Does ConfigureAwait(false) here achieve anything

If in a library I have this

public async DoSomething()
{
   await Foo();
}

I then call this like lib.DoSomething().ConfigureAwait(false).GetAwaiter().GetResult()

Would that give me the same benefit as if the library had originally had

public async DoSomething()
{
   await Foo().ConfigureAwait(false);
}

Upvotes: 4

Views: 163

Answers (1)

Evk
Evk

Reputation: 101493

No it will not give you the same benefit. If you have:

public async Task DoSomething()
{
    await Foo();
}

And then do

lib.DoSomething().ConfigureAwait(false).GetAwaiter().GetResult()

From, for example, UI thread in WPF application - you will deadlock. Before await Foo() you were on UI thread (there was WPF-specific SynchronizationContext.Current) and after await you will try to return back to UI thread. UI thread is blocked on GetResult() so that will result in deadlock. Actually, ConfigureAwait(false) is useless here.
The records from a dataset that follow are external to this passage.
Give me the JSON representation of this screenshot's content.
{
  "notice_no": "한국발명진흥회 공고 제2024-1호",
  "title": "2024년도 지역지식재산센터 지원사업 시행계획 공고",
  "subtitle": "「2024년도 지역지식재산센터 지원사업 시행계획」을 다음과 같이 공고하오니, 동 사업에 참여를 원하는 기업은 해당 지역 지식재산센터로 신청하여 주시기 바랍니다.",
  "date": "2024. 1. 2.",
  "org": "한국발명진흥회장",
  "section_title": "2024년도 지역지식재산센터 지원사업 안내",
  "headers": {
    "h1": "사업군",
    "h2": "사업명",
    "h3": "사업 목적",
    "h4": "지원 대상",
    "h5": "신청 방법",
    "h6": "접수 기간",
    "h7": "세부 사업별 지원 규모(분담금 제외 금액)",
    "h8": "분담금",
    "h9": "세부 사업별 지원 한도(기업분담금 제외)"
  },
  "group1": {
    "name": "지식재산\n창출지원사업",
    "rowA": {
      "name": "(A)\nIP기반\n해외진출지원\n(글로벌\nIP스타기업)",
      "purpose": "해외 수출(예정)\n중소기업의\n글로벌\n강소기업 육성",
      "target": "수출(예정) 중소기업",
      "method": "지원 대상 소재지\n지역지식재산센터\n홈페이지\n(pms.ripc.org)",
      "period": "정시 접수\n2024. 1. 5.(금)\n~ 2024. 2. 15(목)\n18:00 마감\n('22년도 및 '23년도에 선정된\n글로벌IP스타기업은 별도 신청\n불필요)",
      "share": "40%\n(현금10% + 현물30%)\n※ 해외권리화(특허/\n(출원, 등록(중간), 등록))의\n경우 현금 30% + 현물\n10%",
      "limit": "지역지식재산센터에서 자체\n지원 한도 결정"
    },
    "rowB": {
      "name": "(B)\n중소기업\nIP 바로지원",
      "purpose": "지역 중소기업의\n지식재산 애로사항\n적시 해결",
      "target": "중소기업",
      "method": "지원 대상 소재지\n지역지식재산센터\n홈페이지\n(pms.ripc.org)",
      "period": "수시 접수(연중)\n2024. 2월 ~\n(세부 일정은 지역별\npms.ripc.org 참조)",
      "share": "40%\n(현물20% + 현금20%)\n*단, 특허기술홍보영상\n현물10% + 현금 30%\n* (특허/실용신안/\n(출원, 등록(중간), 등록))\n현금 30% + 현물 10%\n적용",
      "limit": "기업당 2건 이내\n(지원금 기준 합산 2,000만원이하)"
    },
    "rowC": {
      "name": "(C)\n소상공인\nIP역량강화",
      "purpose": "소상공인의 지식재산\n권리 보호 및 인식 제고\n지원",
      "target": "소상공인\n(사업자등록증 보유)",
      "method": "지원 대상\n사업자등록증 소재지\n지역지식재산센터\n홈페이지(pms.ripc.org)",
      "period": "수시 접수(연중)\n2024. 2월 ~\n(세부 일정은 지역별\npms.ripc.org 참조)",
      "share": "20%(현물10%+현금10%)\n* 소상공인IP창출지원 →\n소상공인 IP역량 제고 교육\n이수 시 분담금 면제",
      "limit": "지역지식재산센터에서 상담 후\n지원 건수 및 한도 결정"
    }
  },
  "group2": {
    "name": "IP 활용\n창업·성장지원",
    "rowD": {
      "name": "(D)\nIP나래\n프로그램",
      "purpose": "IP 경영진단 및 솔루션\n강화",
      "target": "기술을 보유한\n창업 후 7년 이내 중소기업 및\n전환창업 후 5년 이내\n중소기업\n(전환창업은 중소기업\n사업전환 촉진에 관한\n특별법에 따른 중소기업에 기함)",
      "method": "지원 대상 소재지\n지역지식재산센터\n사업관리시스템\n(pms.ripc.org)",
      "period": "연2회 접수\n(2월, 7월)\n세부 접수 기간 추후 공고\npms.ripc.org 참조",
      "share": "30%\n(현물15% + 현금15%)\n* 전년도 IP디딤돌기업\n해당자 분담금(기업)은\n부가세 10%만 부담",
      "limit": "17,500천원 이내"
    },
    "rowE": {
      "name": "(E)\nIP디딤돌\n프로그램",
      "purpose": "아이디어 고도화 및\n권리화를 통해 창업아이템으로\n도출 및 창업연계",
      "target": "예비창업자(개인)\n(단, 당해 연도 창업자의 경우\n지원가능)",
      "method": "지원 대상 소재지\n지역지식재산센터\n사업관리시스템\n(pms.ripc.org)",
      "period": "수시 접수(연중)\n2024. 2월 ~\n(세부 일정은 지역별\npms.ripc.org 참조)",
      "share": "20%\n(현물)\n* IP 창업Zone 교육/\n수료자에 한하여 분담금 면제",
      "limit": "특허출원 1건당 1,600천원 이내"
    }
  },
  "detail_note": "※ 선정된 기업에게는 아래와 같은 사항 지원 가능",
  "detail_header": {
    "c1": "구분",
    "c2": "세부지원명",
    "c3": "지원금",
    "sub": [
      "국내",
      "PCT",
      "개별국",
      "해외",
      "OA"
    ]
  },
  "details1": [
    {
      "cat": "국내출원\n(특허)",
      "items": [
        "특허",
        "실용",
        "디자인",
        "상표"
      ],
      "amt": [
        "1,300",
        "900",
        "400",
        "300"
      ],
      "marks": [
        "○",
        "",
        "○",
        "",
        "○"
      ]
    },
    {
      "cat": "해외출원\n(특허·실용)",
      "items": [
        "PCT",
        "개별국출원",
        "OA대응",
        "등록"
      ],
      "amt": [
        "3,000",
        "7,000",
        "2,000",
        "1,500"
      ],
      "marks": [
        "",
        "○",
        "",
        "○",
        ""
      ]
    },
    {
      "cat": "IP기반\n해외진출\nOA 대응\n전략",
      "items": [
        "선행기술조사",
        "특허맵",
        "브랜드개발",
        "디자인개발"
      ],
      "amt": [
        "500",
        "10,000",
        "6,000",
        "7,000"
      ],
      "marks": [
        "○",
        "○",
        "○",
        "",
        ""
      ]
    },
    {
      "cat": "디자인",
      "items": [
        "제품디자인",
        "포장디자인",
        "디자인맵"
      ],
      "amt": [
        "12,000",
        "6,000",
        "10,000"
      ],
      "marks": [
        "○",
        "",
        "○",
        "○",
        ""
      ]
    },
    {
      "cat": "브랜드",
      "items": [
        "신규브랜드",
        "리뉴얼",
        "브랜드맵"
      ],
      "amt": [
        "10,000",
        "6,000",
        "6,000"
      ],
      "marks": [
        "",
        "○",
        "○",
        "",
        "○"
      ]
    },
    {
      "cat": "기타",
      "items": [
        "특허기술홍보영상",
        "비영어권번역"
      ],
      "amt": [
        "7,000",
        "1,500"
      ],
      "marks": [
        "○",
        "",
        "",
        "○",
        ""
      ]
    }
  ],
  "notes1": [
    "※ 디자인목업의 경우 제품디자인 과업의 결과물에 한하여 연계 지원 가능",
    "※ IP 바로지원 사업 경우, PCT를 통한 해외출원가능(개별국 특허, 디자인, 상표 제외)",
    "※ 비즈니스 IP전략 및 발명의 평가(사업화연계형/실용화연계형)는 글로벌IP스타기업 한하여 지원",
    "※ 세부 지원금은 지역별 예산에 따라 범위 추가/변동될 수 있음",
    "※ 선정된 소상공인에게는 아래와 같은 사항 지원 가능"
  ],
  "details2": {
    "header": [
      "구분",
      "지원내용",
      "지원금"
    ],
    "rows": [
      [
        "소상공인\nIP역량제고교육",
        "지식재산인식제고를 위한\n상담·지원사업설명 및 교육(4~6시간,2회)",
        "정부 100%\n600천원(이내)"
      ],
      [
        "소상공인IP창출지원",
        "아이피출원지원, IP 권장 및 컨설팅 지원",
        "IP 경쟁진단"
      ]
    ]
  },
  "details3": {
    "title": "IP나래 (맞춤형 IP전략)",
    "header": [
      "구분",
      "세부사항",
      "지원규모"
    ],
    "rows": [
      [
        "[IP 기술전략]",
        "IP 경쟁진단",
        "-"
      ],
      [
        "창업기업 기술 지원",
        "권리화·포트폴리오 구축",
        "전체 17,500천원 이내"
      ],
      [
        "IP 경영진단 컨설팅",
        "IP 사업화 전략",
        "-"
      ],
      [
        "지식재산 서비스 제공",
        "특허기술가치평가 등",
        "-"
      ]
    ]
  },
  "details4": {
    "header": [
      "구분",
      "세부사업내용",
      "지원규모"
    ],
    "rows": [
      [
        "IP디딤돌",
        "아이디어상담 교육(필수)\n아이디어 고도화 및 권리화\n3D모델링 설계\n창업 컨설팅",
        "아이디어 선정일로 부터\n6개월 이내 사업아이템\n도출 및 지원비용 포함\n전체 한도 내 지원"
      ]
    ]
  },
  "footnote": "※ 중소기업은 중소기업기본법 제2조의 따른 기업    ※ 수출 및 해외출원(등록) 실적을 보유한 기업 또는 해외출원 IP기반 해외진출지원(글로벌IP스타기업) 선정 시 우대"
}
If on the other hand you have

public async Task DoSomething()
{
   await Foo().ConfigureAwait(false);
}

And the do

lib.DoSomething().GetAwaiter().GetResult()

No deadlock will happen, because ConfigureAwait(false) tells specifically to not "continue on captured context", so to not return back to SynchronizationContext (UI thread in this case).